Photo by Matt Favero

Michael-Jon Mizra is a composer of electronic music and visual material. Mirza’swork is concerned with agency and authorship in an age of mass media, communication, and artificial intelligence. He draws from the wealth of post-modern dialogue to re-direct, synthesis and contextualise narratives with the aid of generative design mechanics and digital technology. He works as a technical engineer at the University of the Arts , London, where he provides support and tuition on the use of creative computation in design and practice. He is an accomplished composers, who has been supported by the Royal Exchange Theatre (2019),Manchester International Festival (2017, 2019) , and held numerous residences across the United Kingdom and Europe.
https://www.mizra.co.ukSocial
https://michaeljonmizra.bandcamp.com/

About Algorave

Algorave is made from “sounds wholly or predominantly characterised by the emission of a succession of repetitive conditionals“. These days just about all electronic music is made using software, but with artificial barriers between the people creating the software algorithms and the people making the music. Using systems built for creating algorithmic music and visuals, such as IXI Lang, puredata, Max/MSP, SuperCollider, Extempore, Fluxus, TidalCycles, Gibber, Sonic Pi, FoxDot and Cyril these barriers are broken down, and musicians are able to compose and work live with their music as algorithms. This has good and bad sides, but a different approach leads to interesting places.
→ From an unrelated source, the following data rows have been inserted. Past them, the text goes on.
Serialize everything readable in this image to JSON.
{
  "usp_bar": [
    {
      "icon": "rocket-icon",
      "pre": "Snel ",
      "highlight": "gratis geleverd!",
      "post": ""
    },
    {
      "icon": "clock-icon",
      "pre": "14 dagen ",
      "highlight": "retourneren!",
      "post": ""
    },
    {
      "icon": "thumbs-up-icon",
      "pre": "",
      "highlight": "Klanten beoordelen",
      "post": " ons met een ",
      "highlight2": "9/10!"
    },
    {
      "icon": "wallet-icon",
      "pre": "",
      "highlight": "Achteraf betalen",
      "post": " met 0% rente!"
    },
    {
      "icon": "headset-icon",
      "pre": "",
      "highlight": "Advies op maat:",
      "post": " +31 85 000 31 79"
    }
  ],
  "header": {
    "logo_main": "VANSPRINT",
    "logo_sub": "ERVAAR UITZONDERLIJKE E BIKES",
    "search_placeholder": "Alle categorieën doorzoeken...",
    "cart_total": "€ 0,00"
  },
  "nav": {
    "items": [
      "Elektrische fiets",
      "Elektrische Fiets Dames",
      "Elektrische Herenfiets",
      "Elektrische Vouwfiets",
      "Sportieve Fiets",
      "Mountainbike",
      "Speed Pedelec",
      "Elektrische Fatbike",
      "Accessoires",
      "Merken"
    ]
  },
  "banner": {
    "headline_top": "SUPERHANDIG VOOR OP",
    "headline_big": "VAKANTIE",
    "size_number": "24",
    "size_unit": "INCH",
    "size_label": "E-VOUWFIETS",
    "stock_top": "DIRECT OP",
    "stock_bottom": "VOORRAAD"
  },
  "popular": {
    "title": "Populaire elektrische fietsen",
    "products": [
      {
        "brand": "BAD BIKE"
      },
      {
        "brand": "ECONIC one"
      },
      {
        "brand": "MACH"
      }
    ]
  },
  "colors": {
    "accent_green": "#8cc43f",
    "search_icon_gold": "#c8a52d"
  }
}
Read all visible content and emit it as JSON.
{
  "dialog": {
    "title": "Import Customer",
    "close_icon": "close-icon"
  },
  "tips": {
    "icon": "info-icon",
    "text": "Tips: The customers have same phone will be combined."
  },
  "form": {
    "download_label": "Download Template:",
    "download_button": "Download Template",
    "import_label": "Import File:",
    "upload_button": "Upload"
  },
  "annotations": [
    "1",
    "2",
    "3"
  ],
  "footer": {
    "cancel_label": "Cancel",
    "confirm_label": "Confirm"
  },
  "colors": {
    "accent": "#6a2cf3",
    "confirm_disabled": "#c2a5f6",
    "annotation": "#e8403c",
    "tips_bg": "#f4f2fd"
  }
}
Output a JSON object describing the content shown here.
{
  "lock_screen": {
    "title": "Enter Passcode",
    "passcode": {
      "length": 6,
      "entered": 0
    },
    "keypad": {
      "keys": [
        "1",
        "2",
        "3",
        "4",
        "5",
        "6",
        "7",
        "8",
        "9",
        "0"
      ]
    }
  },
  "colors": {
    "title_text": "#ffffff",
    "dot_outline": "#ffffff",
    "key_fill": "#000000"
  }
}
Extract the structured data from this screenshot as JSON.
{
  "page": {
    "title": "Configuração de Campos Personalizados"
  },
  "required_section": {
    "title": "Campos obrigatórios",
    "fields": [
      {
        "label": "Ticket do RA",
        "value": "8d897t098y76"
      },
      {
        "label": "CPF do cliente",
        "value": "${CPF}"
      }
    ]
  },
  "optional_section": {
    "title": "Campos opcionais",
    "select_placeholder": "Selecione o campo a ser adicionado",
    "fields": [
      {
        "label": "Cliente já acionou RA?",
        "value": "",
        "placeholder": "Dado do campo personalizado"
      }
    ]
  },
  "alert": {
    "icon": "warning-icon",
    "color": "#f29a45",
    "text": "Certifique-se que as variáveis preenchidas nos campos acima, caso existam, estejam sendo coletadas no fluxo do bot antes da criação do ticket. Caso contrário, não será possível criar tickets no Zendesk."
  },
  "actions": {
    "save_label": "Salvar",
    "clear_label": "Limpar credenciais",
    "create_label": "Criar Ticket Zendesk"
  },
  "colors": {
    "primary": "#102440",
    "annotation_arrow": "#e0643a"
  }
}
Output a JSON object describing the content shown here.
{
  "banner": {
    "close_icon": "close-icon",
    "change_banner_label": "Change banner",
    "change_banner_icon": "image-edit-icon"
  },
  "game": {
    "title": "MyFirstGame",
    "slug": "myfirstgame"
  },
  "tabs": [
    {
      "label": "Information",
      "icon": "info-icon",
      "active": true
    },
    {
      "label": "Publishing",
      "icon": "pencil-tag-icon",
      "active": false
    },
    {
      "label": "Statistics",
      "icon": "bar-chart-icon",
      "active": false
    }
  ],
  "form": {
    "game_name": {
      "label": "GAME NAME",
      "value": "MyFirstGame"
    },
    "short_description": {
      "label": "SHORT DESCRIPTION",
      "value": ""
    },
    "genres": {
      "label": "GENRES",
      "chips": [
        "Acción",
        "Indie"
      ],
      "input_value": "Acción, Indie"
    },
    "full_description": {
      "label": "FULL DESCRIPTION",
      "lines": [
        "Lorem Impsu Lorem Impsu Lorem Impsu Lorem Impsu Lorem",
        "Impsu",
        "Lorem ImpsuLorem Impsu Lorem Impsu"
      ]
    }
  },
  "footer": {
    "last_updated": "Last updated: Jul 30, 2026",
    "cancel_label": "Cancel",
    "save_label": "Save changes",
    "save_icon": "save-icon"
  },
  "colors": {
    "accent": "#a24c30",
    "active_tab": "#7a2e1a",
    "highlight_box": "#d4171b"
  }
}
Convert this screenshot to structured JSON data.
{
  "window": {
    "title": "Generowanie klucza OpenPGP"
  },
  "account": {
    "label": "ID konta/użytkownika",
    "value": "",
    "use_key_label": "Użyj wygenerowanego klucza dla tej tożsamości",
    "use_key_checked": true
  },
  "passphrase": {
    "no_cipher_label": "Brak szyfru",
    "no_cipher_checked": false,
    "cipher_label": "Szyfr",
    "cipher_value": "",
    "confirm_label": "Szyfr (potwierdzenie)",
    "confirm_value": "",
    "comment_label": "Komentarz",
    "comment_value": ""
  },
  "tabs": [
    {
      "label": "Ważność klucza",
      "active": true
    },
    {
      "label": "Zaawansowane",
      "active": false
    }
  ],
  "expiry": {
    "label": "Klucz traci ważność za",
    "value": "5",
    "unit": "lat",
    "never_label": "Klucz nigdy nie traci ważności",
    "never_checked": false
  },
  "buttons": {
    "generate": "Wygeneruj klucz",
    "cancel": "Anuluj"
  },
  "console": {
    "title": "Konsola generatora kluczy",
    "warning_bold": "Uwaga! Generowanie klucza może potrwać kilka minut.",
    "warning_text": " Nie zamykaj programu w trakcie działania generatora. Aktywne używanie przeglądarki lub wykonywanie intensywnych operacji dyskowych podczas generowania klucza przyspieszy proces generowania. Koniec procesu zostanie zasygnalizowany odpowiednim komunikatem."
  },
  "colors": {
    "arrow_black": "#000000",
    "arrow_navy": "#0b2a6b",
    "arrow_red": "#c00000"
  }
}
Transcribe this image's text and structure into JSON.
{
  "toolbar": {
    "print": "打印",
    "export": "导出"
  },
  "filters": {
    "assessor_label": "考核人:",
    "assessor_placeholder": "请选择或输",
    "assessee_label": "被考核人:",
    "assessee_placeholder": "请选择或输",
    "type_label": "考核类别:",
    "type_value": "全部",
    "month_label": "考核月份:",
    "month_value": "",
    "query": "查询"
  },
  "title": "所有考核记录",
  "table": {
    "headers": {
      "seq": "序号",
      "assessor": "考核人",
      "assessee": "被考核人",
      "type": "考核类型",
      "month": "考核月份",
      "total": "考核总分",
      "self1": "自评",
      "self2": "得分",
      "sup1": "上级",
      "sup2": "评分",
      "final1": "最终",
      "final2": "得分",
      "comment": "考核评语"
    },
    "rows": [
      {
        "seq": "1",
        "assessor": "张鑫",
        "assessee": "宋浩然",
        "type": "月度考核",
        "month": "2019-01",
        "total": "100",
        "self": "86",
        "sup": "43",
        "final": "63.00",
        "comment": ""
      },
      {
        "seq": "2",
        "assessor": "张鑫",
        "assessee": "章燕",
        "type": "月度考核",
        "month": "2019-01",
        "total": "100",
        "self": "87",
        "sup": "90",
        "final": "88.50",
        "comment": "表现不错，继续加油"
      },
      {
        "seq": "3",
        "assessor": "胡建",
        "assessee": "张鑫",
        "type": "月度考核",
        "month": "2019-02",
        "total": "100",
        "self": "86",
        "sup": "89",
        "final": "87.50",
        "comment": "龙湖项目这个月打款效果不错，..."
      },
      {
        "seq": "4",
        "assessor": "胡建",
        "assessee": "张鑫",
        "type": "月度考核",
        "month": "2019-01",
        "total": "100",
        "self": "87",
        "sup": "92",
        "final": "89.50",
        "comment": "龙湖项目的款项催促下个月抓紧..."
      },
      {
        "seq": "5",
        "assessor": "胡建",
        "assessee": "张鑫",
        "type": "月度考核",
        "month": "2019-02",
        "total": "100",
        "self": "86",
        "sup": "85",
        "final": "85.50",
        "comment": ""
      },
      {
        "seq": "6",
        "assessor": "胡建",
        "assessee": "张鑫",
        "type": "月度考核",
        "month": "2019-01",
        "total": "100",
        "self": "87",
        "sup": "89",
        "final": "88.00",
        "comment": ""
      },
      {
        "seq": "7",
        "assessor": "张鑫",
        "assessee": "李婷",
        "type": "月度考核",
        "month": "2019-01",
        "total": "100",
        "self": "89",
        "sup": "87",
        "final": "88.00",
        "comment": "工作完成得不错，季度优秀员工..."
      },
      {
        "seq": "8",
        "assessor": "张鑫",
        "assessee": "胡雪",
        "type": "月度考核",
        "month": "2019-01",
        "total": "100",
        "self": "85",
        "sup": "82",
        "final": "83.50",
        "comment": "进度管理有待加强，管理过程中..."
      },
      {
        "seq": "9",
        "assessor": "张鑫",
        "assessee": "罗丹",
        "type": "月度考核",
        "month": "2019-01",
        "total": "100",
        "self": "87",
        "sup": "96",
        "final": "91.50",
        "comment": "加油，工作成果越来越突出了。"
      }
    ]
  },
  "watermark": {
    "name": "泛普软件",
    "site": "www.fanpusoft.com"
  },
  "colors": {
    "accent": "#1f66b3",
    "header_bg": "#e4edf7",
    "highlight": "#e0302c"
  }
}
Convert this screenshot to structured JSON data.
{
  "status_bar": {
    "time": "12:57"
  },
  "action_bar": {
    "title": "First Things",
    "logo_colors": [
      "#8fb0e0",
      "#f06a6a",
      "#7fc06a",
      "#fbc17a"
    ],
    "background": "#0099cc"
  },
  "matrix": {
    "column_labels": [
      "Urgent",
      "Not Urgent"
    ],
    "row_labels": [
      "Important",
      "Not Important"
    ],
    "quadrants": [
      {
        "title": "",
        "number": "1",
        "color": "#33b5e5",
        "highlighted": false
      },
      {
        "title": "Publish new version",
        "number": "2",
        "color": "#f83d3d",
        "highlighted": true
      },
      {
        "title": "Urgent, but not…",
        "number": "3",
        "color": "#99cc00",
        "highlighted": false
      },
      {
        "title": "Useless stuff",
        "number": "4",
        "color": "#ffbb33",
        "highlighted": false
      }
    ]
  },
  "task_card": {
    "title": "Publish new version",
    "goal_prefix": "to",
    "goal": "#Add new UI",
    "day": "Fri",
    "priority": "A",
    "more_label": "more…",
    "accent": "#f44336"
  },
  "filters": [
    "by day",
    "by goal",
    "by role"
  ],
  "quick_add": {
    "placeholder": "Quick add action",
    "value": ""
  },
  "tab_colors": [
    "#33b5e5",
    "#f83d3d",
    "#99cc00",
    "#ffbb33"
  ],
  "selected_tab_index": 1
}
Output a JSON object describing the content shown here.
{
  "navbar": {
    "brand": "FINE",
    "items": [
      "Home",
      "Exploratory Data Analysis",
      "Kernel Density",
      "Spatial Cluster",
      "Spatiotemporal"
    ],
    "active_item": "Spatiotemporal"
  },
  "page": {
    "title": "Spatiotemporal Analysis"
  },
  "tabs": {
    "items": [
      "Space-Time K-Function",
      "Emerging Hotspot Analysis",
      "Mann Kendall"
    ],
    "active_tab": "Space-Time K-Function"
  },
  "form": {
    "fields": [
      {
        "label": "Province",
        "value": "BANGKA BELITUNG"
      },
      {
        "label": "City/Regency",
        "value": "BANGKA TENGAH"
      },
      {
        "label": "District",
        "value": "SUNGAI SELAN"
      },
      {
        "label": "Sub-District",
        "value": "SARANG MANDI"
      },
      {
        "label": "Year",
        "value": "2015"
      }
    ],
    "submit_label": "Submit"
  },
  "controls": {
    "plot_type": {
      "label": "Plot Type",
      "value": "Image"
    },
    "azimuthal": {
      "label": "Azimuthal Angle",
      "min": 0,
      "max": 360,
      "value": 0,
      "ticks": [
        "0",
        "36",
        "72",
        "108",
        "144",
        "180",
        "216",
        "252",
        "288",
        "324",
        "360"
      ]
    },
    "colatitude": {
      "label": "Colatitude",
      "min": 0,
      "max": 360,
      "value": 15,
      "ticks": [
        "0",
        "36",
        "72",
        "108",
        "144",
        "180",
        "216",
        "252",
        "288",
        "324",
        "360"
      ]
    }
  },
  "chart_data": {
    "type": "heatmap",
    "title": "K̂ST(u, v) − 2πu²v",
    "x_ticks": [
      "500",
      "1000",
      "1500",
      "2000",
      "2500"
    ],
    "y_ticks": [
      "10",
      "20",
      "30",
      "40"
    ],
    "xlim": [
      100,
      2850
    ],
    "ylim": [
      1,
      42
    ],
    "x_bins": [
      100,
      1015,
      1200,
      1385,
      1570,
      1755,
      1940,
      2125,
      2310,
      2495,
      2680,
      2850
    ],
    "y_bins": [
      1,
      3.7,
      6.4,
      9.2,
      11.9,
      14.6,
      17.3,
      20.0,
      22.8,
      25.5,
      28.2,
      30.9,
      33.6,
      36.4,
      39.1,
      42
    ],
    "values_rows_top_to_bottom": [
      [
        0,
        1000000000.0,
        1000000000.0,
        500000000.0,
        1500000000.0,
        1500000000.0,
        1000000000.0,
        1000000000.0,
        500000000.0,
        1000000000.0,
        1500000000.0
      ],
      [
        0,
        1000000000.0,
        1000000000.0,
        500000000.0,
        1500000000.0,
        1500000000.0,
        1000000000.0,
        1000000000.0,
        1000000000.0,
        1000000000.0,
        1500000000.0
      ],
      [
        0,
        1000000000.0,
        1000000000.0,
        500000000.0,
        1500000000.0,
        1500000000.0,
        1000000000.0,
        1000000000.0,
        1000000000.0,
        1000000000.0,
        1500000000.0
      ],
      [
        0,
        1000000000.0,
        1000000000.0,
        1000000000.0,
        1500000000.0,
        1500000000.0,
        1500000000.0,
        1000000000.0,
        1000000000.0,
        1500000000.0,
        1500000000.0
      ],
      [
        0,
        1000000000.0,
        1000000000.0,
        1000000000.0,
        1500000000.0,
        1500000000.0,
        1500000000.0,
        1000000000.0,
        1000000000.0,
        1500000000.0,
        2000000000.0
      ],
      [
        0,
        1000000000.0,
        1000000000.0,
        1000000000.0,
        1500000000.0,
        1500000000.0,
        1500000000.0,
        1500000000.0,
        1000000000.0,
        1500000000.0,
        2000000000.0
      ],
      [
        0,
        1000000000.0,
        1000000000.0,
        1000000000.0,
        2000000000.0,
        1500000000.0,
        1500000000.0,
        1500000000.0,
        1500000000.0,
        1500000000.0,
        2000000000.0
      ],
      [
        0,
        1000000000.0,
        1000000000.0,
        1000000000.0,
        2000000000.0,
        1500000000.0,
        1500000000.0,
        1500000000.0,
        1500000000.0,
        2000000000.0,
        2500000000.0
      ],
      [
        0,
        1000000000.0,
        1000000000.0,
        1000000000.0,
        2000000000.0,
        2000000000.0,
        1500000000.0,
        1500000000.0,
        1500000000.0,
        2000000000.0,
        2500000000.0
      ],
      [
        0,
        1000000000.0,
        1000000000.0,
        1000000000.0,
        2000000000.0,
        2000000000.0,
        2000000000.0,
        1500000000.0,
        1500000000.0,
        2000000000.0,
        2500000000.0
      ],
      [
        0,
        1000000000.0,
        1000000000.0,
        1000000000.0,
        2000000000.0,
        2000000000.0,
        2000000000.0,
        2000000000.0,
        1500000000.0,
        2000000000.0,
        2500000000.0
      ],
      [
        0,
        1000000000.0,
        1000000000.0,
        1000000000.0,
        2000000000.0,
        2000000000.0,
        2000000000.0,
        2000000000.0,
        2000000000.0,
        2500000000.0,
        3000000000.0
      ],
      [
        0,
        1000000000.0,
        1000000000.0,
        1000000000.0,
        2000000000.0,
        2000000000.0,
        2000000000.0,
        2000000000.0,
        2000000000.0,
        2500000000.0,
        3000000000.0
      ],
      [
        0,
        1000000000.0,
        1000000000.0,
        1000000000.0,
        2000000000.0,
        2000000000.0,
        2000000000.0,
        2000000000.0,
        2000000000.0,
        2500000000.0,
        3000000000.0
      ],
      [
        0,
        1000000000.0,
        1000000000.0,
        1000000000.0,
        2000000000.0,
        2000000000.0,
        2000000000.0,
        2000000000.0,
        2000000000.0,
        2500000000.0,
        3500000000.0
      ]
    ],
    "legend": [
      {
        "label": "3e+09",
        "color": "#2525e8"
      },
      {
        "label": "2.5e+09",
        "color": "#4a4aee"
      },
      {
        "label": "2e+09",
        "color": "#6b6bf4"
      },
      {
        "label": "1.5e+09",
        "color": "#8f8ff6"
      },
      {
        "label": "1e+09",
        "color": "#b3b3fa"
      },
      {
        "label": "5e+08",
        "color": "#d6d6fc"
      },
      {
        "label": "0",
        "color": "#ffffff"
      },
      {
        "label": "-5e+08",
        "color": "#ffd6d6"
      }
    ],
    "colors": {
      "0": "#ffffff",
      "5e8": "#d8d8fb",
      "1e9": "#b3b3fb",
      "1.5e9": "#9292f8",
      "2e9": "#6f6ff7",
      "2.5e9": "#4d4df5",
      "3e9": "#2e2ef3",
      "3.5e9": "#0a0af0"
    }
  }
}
This is no new idea, but Algoraves focus on humans making and dancing to music. Algorave musicians don’t pretend their software is being creative, they take responsibility for the music they make, shaping it using whatever means they have. More importantly the focus is not on what the musician is doing, but on the music, and people dancing to it. Algoraves embrace the alien sounds of raves from the past, and introduce alien, futuristic rhythms and beats made through strange, algorithm-aided processes. It’s up to the good people on the dancefloor to help the musicians make sense of this and do the real creative work in making a great party.

“Sound system powered by AMOENUS. AMOENUS is an art organisation that facilitates, educates, curates and promotes immersive art centred around 3D sound”.